The new analysis reveals an important mechanism that had never been observed before: Adding even small amounts of water to, or removing water from, collagen in tendons can generate surprisingly strong forces, as much as 300 times stronger than the forces generated by muscles. The findings are reported in Nature Communications by researchers at Massachusetts Institute of Technology (MIT) and the Max Planck Institute for Colloids and Interfaces in Germany.
“We don’t really know the physiological role of water” in the human body’s collagen-based tissues,” explains Prof. Markus Buehler, head of MIT’s Dept. of Civil and Environmental Engineering and a co-author of the paper. “Here we show that it can develop significant forces, especially in tendons, which are thought of as a passive material.”
One of the challenges in previous studies has been that natural biological samples are all different, Buehler says—so trying to determine the underlying causes of variability is tricky. In the new work, the team was able to study the same samples under a variety of conditions, enabling them to probe the causes of variations.
Then, these same materials were analyzed using an atom-by-atom computer model that can simulate the structure down to the level of individual molecules, providing a detailed view of the underlying mechanisms.
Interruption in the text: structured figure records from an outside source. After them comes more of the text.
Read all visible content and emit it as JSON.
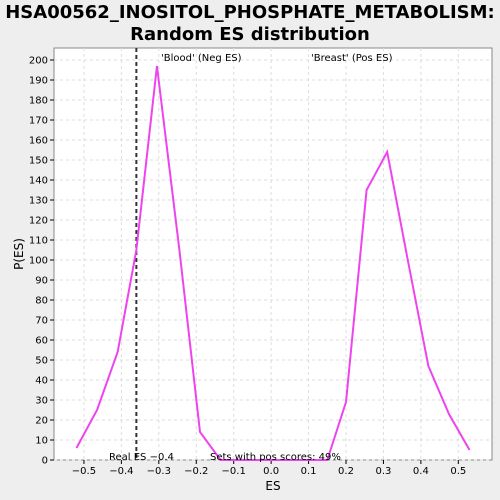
{
  "chart_data": {
    "type": "line",
    "title_line1": "HSA00562_INOSITOL_PHOSPHATE_METABOLISM:",
    "title_line2": "Random ES distribution",
    "xlabel": "ES",
    "ylabel": "P(ES)",
    "xlim": [
      -0.58,
      0.59
    ],
    "ylim": [
      0,
      206
    ],
    "xticks": [
      -0.5,
      -0.4,
      -0.3,
      -0.2,
      -0.1,
      0.0,
      0.1,
      0.2,
      0.3,
      0.4,
      0.5
    ],
    "xtick_labels": [
      "−0.5",
      "−0.4",
      "−0.3",
      "−0.2",
      "−0.1",
      "0.0",
      "0.1",
      "0.2",
      "0.3",
      "0.4",
      "0.5"
    ],
    "yticks": [
      0,
      10,
      20,
      30,
      40,
      50,
      60,
      70,
      80,
      90,
      100,
      110,
      120,
      130,
      140,
      150,
      160,
      170,
      180,
      190,
      200
    ],
    "grid": true,
    "line_color": "#ee44ee",
    "series": [
      {
        "x": [
          -0.52,
          -0.465,
          -0.41,
          -0.36,
          -0.305,
          -0.245,
          -0.19,
          -0.135,
          0.0,
          0.15,
          0.2,
          0.255,
          0.31,
          0.365,
          0.42,
          0.475,
          0.53
        ],
        "y": [
          6,
          25,
          54,
          105,
          197,
          105,
          14,
          0,
          0,
          0,
          29,
          135,
          154,
          100,
          47,
          23,
          5
        ]
      }
    ],
    "real_es": -0.36,
    "real_es_label": "Real ES −0.4",
    "neg_label": "'Blood' (Neg ES)",
    "neg_label_color": "#4444cc",
    "pos_label": "'Breast' (Pos ES)",
    "pos_label_color": "#dd4444",
    "pos_score_text": "Sets with pos scores: 49%"
  }
}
The molecular simulations, carried out at MIT by Buehler and postdoctoral researcher Shu-Wei Chang, matched and complemented the experimental results observed by the team members in Germany, led by Prof. Peter Fratzl.
The real and the virtual
“We can look at the same scale, the same phenomena, in both experiments and simulations,” Buehler says. “We’re very excited by the results,” he adds, because the simulations make it possible to view “mechanisms that you cannot easily measure” in physical experiments.
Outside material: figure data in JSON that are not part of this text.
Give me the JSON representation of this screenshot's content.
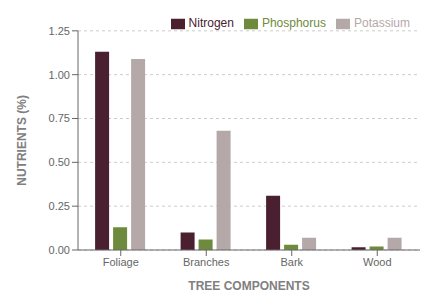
{
  "chart_data": {
    "type": "bar",
    "xlabel": "TREE COMPONENTS",
    "ylabel": "NUTRIENTS (%)",
    "categories": [
      "Foliage",
      "Branches",
      "Bark",
      "Wood"
    ],
    "series": [
      {
        "name": "Nitrogen",
        "color": "#4a2030",
        "values": [
          1.13,
          0.1,
          0.31,
          0.015
        ]
      },
      {
        "name": "Phosphorus",
        "color": "#6e8b3d",
        "values": [
          0.13,
          0.06,
          0.03,
          0.02
        ]
      },
      {
        "name": "Potassium",
        "color": "#b5a8a8",
        "values": [
          1.09,
          0.68,
          0.07,
          0.07
        ]
      }
    ],
    "ylim": [
      0,
      1.25
    ],
    "yticks": [
      {
        "value": 0,
        "label": "0.00"
      },
      {
        "value": 0.25,
        "label": "0.25"
      },
      {
        "value": 0.5,
        "label": "0.50"
      },
      {
        "value": 0.75,
        "label": "0.75"
      },
      {
        "value": 1,
        "label": "1.00"
      },
      {
        "value": 1.25,
        "label": "1.25"
      }
    ],
    "grid": true,
    "legend": "upper right"
  }
}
Chang explains that based solely on the experimental data, there are two possible explanations for the behavior of the tendon material—but the simulations reveal that one of these explanations is infeasible. The researchers showed that within the complex structure of the protein chains that make up tendon collagen, the addition of water causes some parts of the molecule extend, and others to shrink.
The balance between the two mechanisms determines whether there is an overall shrinkage or extension of collagen molecules, Chang says—but overall, when water is removed from the molecular structure, it shrinks.
Powerful forces
The pull of that contraction is startlingly large: The force the drying process exerts “is almost three orders of magnitude greater than the forces generated by muscles,” Chang says. It remains to be understood what, if any, role those forces play in normal biological functioning.
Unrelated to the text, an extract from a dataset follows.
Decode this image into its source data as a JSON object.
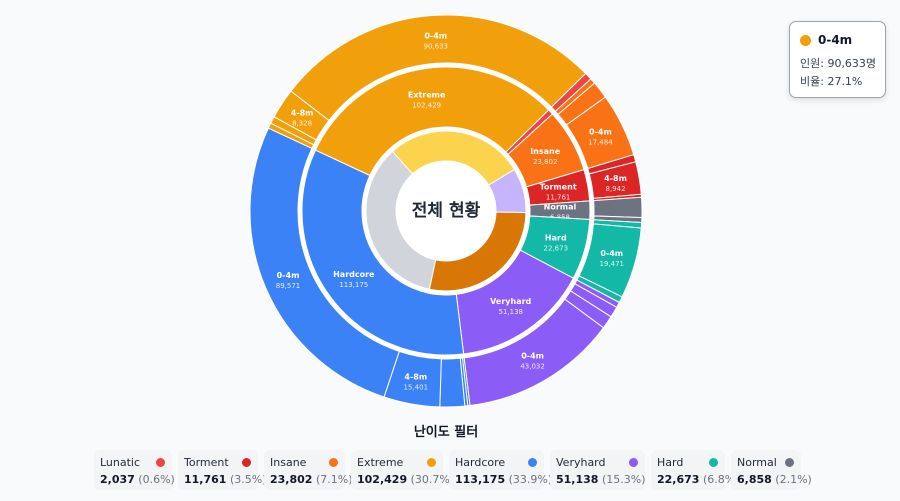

Whatever the function of this process in the body, it could potentially be harnessed through tissue engineering and used for other purposes, Buehler says: “We could use water as a driver, as one of the variables to control the material.” Previously, he adds, “We would not worry about the amount of water in the material.” But now it’s possible to envision, for example, “a self-assembling system where water is regulating the process.”
Scientists might also be able to get the contrary characteristics of different biological materials to work in concert. For example, combining a material like spider silk—which actually shrinks with the addition of moisture—with a material like tendon collagen could yield a hybrid structure that doesn’t expand or shrink as humidity varies, Buehler suggests, providing a very stable structure.
In addition, the methods used in this analysis, combining detailed molecular modeling with direct experimental observation, could also be applied to many other biological materials, Chang says.